Cosa mostra il rilevamento del fondo

Una traccia importata può essere colorata in base al fondo reale del suolo, suddiviso in sette categorie: asfalto, compattato, ghiaia, terra, erba, ciottolato, roccia. Ogni tratto della traccia assume il colore corrispondente a ciò di cui è composto, a partire da dati cartografici esistenti.

In GPX Edit Pro

Il rilevamento si basa sui dati OpenStreetMap, forniti come tile vettoriali compatti. Riflette ciò che la comunità cartografica ha effettivamente registrato sul terreno, non una stima generica.

Un esempio concreto

Un percorso che mostra l'86% di terra, il 9% di ghiaia e il 5% di asfalto si legge in modo molto diverso da uno con il 60% di asfalto e il 40% di sterrato compattato: il primo richiede una bici gravel o MTB e pneumatici larghi, il secondo resta percorribile con un setup gravel standard, persino con una bici da strada con pneumatici semi-larghi su alcuni modelli. La percentuale esatta cambia direttamente la risposta alla domanda "quale bici porto".

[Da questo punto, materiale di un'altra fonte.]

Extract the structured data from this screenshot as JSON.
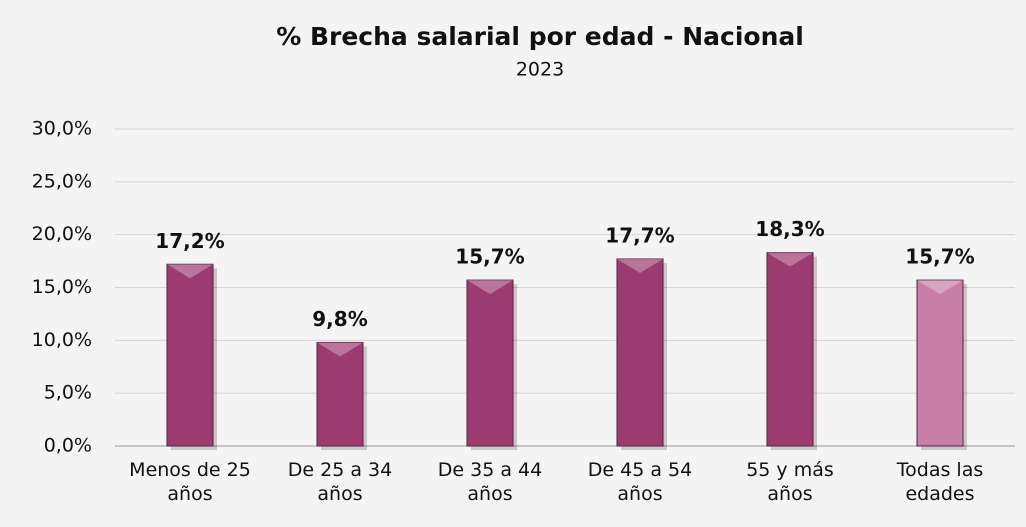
{
  "chart_data": {
    "type": "bar",
    "title": "% Brecha salarial por edad - Nacional",
    "subtitle": "2023",
    "categories": [
      "Menos de 25 años",
      "De 25 a 34 años",
      "De 35 a 44 años",
      "De 45 a 54 años",
      "55 y más años",
      "Todas las edades"
    ],
    "values": [
      17.2,
      9.8,
      15.7,
      17.7,
      18.3,
      15.7
    ],
    "value_labels": [
      "17,2%",
      "9,8%",
      "15,7%",
      "17,7%",
      "18,3%",
      "15,7%"
    ],
    "colors": [
      "#9c3b6f",
      "#9c3b6f",
      "#9c3b6f",
      "#9c3b6f",
      "#9c3b6f",
      "#c77fa5"
    ],
    "ylim": [
      0,
      30
    ],
    "yticks": [
      {
        "value": 0,
        "label": "0,0%"
      },
      {
        "value": 5,
        "label": "5,0%"
      },
      {
        "value": 10,
        "label": "10,0%"
      },
      {
        "value": 15,
        "label": "15,0%"
      },
      {
        "value": 20,
        "label": "20,0%"
      },
      {
        "value": 25,
        "label": "25,0%"
      },
      {
        "value": 30,
        "label": "30,0%"
      }
    ],
    "grid": true
  }
}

Gravel o MTB: dove sta il limite

Una percentuale elevata di terra o roccia non esclude automaticamente una bici gravel — dipende anche dalla pendenza associata a questi tratti tecnici. Uno sterrato piatto e scorrevole si percorre benissimo in gravel; lo stesso fondo su una pendenza ripida e irregolare pende più verso l'MTB. Per questo il fondo si legge sempre insieme al dislivello, mai isolatamente.

Leggere la ripartizione percentuale

Un grafico accompagna la mappa colorata e riassume la ripartizione in percentuale — ad esempio 86% terra, 9% ghiaia, 5% non mappato. Quest'ultima cifra merita attenzione: un tratto non mappato non è necessariamente un problema, ma vale la pena verificarlo su una vista satellitare prima di partire, soprattutto se rappresenta una parte importante del percorso.

Incrociare fondo e dislivello

Una percentuale elevata di ghiaia su un profilo pianeggiante non pone le stesse domande di una percentuale elevata di terra su un profilo che sale molto — la seconda combinazione consuma di più pneumatici e trasmissione. La guida su come leggere un profilo altimetrico spiega come individuare questi tratti prima di incrociarli con il fondo.

Cosa cambia per l'attrezzatura

Senza dare un'impostazione universale — ogni bici e ogni pratica ha le proprie abitudini — il risultato orienta scelte concrete: larghezza del pneumatico, pressione di partenza, se montare inserti tubeless, persino se scegliere una bici gravel invece di una da strada se la percentuale di non-asfalto supera una certa soglia. È un'informazione da consultare prima di caricare la bici in auto, non dopo.